JH: Yeah, I would like to – I’m ashamed to admit this – but I still do a little bit of work every day. I can’t help but do a little bit of reading, or even something as simple as checking email. I would love to to create some periods, a full twenty-four hours where I don’t do any work. It’s so hard, because I really don’t trust myself. I think that’s how much I don’t trust that rest is good for me, the fact that it’s still a battle, a fight.
BT: Okay, the next question is a choose your own adventure question. You can either, A) share the best advice you’ve received about setting boundaries, or B) share the best tool you have discovered for establishing boundaries.

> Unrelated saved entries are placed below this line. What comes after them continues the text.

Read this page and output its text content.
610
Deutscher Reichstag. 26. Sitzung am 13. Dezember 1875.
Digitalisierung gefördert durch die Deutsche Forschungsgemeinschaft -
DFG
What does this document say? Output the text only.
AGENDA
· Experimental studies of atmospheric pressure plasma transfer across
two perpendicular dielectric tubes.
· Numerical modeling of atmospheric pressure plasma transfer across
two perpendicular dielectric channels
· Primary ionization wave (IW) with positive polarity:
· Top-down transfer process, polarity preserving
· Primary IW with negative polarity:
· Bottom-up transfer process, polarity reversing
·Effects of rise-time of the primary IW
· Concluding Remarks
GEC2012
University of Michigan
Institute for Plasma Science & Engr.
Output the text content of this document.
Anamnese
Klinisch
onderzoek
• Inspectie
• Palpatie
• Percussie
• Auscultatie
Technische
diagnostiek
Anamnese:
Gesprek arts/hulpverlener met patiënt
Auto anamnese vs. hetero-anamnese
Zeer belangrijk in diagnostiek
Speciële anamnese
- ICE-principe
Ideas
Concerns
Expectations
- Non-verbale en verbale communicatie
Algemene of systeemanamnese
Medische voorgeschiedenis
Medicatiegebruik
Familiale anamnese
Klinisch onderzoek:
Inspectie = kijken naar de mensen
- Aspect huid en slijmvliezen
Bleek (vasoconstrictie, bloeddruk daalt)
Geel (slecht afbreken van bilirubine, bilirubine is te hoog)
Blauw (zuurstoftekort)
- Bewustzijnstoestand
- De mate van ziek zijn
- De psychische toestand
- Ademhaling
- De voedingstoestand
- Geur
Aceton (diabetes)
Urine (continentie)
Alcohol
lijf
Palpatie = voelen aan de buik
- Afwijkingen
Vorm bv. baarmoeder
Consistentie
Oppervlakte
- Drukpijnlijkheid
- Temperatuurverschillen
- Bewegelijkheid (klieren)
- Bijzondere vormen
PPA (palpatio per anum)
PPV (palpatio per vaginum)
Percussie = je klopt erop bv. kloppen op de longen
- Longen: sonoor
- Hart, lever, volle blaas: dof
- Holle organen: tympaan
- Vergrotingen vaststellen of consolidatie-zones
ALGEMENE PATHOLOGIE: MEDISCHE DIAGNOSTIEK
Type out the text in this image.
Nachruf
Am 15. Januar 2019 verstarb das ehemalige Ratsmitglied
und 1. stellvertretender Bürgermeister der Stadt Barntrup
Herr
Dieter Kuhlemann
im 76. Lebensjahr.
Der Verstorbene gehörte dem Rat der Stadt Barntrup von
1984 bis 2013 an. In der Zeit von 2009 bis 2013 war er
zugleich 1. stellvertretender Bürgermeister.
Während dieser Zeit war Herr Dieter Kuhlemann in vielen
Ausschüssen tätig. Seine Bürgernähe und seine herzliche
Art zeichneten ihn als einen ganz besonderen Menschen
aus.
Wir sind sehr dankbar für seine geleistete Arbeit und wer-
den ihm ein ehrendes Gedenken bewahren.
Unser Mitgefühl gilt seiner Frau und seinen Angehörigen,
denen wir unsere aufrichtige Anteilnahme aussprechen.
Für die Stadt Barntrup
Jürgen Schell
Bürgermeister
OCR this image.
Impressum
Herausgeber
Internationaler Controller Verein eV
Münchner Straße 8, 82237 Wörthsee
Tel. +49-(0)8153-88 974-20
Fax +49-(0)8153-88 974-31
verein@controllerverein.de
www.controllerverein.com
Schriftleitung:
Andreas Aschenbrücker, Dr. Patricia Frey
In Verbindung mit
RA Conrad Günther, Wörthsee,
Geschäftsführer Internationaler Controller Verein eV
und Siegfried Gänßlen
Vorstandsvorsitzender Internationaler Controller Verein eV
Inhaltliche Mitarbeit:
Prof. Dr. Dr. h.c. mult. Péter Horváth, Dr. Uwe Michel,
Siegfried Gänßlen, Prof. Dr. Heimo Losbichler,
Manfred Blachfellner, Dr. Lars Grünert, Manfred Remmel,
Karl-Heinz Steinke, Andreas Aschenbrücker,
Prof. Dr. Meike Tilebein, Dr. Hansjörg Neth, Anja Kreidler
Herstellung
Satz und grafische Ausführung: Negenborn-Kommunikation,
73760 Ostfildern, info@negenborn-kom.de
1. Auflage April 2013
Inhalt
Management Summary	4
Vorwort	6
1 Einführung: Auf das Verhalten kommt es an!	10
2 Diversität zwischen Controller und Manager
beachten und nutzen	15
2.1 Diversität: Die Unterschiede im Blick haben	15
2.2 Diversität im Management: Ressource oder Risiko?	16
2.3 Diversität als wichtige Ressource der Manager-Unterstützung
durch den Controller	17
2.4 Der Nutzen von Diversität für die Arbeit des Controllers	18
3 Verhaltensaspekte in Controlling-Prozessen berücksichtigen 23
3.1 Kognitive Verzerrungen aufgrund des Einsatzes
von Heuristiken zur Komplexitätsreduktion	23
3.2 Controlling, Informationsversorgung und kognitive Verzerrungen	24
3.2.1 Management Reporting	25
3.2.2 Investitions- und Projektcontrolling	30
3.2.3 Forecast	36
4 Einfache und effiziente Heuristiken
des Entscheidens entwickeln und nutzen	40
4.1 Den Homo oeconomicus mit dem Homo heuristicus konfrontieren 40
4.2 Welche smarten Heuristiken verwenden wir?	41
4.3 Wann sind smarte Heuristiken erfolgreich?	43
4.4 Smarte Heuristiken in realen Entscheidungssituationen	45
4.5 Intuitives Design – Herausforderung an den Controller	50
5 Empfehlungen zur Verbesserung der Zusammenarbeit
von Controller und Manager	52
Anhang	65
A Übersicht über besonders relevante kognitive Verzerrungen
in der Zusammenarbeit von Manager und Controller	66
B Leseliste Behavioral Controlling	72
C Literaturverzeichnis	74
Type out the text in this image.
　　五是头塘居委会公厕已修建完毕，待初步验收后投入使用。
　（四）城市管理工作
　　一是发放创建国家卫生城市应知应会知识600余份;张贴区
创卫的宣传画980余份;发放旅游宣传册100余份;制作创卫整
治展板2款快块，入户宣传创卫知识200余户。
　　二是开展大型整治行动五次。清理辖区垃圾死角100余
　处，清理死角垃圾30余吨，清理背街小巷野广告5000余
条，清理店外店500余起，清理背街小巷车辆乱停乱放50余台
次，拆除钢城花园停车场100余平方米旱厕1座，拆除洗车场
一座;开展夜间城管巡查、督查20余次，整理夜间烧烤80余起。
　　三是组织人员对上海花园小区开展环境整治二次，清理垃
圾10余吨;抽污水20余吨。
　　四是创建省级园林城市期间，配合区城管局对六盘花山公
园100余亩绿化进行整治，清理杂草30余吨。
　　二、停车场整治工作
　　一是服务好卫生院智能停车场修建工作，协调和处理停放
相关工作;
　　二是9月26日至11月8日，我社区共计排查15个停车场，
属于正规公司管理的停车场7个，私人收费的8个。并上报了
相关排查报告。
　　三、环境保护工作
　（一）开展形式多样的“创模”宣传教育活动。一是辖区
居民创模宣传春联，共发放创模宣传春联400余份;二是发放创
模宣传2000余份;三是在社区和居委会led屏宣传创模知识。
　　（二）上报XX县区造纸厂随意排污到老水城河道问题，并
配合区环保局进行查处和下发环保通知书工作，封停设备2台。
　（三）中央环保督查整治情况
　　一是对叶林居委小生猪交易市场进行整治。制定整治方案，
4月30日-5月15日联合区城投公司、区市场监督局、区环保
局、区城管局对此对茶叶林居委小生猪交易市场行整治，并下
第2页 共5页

JH: This is a great question. Okay, I think the best advice I got from a professor, someone in authority told me that this was okay to do, was basically this: you come to grad school and have all these classes and you think that you have to perform highly in all of them, but you came here with something specific to offer the rest of the academy, something very personal to you that you care about researching, and not all of your classes will add to that. So do not hold yourself to the highest standard in those classes, because you cannot! It sounds like heresy saying this at a university, but we cannot be pouring our heart and soul into things that we don’t really care about, because otherwise we will become too tired and defeated to actually do the things we do care about.
BT: This is probably an overly utilitarian statement, but I finally realized that all of grad school is just checking lots of boxes, even the things that we enjoy, even the things we came here to do, like the dissertation. We can’t be over-inflating the importance of certain things. We have to recognize that putting an extra week of work into something doesn’t necessarily make it better than not doing that. Just do it, get it done.
JH: Oh absolutely. When people say, Oh, you’ll get it done, I used to get offended by that, like they didn’t understand how hard it was, and what if I didn’t get it done? There are circumstances where it is justifiable not to get things done, but other times, if you just tell yourself that this thing is really not a big deal, it’s just something to get through, it becomes easier to push through it and be done.
BT: What has the creation of boundaries allowed to flourish in your life? By fencing parts off, what has been able to grow in the creation of new space?
JH: I have some spaces in the house where I’m not supposed to be doing school things, I find myself being much more intentional, consciously intentional, without having this liminal space in my head that’s constantly circling back to school. So having two separate spaces for specific things. I’ve even created this reading nook in my house where I do my reading. So that when I’m sitting on the couch in the living room, that’s where I converse when people come over, watch TV, listen to the record player. I don’t want to swap. I don’t want my work life to be everywhere.
BT: Okay, final question. How do you see these practices as an investment in your future? This could be your future in academia, your future as a human being, or anything between or beyond.
JH: Such a good question – I’m really passionate about these conversations. I think that there’s a shift taking place in academia. Because when I’m engaging with the faculty who have been around for 30+ years, they describe the same things that I’m going through right now, as “this is just natural,” and it is, but I’m trying to resist that in every way, shape, and form. And if putting boundaries on my life is capable of sustaining me thus far, why can’t it sustain me into the future?